People who work on the business side of healthcare often wish that companies would think about healthcare more often, or even concede that they are in “the healthcare business.” I suppose part of this is the law of the instrument, which even if not said by Mark Twain, sounds like Mark Twain: “To a man with a hammer, everything looks like a nail.”
Nails are everywhere. Healthcare businesses often think of non-healthcare companies as running a healthcare business. In their defense, healthcare is often a top-three expense, and because large companies almost always self-insure their medical costs, they pay the bills and collect copays from employees, and effectively rent the network from a company like Cigna or UHC. With medical inflation at 2-3x CPI, and healthcare at 18% of GDP in the US and not slowing down, companies often look at this as something outside their control. In all but rare cases, companies can’t seem to offer better than CPI trend over 3+ years, or costs lower than what actuarial cost curves would suggest. That’s one reason it’s a frustration, largely left outside strategy discussions or capital allocation projects.

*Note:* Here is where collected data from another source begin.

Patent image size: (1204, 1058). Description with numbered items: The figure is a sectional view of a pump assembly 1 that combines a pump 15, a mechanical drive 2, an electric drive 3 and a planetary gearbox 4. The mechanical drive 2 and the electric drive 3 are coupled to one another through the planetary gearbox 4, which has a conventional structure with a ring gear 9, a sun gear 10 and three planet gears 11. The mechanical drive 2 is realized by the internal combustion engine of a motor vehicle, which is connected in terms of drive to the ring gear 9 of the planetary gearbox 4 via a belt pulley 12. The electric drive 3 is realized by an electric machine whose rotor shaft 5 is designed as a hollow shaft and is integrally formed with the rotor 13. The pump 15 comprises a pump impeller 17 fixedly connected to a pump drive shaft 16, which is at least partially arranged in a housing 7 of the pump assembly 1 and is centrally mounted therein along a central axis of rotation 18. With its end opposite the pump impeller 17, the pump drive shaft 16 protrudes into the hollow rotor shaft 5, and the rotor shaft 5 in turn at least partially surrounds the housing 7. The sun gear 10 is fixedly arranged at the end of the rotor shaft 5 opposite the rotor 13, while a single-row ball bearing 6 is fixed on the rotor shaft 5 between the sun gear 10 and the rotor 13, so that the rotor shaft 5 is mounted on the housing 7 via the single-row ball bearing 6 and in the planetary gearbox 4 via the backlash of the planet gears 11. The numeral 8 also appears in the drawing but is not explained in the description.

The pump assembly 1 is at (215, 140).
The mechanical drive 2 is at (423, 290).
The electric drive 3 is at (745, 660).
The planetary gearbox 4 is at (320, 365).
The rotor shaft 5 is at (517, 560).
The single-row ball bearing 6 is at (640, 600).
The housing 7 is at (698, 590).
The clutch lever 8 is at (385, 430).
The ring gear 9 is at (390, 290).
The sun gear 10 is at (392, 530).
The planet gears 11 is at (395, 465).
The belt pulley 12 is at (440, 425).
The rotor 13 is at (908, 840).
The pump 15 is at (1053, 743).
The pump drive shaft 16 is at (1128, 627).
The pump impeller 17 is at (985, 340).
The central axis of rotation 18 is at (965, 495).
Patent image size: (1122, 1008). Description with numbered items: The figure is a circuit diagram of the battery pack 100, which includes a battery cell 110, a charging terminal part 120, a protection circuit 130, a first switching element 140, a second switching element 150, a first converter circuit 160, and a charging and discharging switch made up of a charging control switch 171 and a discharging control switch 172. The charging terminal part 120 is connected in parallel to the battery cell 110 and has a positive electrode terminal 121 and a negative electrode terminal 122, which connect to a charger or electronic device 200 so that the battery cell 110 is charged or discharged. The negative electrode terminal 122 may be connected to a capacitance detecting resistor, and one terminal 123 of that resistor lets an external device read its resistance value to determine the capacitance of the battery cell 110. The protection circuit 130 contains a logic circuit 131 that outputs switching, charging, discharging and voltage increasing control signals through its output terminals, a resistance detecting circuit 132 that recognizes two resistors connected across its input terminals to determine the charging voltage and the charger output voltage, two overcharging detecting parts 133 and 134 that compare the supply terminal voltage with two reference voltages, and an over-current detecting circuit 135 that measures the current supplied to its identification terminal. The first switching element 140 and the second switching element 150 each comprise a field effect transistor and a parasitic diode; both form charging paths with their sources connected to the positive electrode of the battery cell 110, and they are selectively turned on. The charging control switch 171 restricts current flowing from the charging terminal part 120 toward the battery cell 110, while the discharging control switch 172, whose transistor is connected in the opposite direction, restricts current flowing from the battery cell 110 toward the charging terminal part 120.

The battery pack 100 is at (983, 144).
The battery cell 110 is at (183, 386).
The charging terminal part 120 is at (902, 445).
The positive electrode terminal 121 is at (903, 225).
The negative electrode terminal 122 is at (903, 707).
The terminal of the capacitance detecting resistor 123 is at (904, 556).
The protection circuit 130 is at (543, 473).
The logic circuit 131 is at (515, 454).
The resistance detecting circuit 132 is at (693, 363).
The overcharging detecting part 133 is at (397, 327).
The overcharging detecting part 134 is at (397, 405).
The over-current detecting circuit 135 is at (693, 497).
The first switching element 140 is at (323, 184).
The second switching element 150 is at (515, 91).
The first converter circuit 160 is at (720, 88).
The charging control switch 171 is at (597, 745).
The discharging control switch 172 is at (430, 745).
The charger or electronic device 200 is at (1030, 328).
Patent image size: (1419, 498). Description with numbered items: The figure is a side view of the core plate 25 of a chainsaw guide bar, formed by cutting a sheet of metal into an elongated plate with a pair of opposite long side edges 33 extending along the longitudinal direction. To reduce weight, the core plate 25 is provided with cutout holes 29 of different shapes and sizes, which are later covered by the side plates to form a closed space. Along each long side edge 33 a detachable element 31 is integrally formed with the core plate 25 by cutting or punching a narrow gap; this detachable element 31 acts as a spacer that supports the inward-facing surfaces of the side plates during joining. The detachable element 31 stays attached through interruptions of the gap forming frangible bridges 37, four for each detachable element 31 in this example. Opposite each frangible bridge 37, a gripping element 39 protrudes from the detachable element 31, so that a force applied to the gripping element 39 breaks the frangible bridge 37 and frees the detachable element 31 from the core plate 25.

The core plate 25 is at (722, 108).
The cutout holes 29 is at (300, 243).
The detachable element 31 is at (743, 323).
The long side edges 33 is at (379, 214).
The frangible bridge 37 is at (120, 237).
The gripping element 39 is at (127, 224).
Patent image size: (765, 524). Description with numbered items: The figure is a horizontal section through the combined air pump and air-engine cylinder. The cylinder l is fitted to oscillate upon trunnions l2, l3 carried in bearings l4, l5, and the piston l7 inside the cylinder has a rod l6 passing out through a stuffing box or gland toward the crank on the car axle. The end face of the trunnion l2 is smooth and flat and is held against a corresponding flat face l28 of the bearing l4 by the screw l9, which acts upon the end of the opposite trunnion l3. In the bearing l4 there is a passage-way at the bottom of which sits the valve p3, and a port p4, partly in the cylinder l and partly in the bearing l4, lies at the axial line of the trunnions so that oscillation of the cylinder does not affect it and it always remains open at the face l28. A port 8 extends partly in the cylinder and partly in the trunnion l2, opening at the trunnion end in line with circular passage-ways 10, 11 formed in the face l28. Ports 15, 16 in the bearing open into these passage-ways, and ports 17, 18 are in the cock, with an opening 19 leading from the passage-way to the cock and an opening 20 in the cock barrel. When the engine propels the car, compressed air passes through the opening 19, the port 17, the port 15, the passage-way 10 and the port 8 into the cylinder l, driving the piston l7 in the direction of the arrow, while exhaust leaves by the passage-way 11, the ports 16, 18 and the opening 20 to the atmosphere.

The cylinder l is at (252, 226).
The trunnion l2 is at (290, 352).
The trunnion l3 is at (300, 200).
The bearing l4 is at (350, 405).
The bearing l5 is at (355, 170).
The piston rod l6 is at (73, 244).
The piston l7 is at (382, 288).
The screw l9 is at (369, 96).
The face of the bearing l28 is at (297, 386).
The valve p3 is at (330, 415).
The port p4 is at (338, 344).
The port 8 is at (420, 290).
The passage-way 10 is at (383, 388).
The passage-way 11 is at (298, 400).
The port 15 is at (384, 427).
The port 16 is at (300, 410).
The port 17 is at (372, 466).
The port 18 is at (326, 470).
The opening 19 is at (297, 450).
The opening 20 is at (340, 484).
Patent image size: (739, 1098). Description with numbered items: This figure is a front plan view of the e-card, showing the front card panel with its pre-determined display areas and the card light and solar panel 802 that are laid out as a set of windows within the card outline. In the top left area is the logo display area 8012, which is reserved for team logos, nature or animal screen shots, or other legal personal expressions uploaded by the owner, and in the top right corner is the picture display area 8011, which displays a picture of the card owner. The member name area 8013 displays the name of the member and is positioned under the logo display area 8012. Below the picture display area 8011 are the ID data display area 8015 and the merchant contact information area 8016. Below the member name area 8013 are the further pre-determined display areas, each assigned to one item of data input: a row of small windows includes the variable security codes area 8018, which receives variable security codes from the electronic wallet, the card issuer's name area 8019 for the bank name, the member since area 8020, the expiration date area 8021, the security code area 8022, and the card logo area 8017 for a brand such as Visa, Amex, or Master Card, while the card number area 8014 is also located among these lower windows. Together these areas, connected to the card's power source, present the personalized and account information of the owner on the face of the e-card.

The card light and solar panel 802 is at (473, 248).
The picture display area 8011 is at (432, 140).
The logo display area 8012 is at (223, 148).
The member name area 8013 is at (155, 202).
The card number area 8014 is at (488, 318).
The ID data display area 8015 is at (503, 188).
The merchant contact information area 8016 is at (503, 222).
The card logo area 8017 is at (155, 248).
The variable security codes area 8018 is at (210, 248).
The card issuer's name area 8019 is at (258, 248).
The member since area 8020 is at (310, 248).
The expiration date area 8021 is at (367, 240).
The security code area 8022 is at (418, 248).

So it’s rare when a non-healthcare company mentions healthcare to investors. The Cheesecake Factory is more interested in the cost of dairy, uses of cash, wage regulations, customer experience, how many stores to open, the macro environment, and morale; however, for a small win for the “in the business of healthcare” crowd, they actually specifically mentioned healthcare costs in their recent earnings announcement. Healthcare costs drove .03 per share worth of “de-leverage” as they put it. In English, that means an unexpected cost increase. This amounts to $1,400,000, .23% of sales, or $50-70 per employee per quarter. That’s not huge and wasn’t mentioned further in the Q&A section but it was mentioned. That’s a start. If any company, such as the Berkshire-Amazon-JPMorgan (BAM) joint venture cracks the code and is validated by an ethical and fair third party, we’ll see more releases and questions on healthcare, as it will be something that impacts costs in a big way, and therefore share price.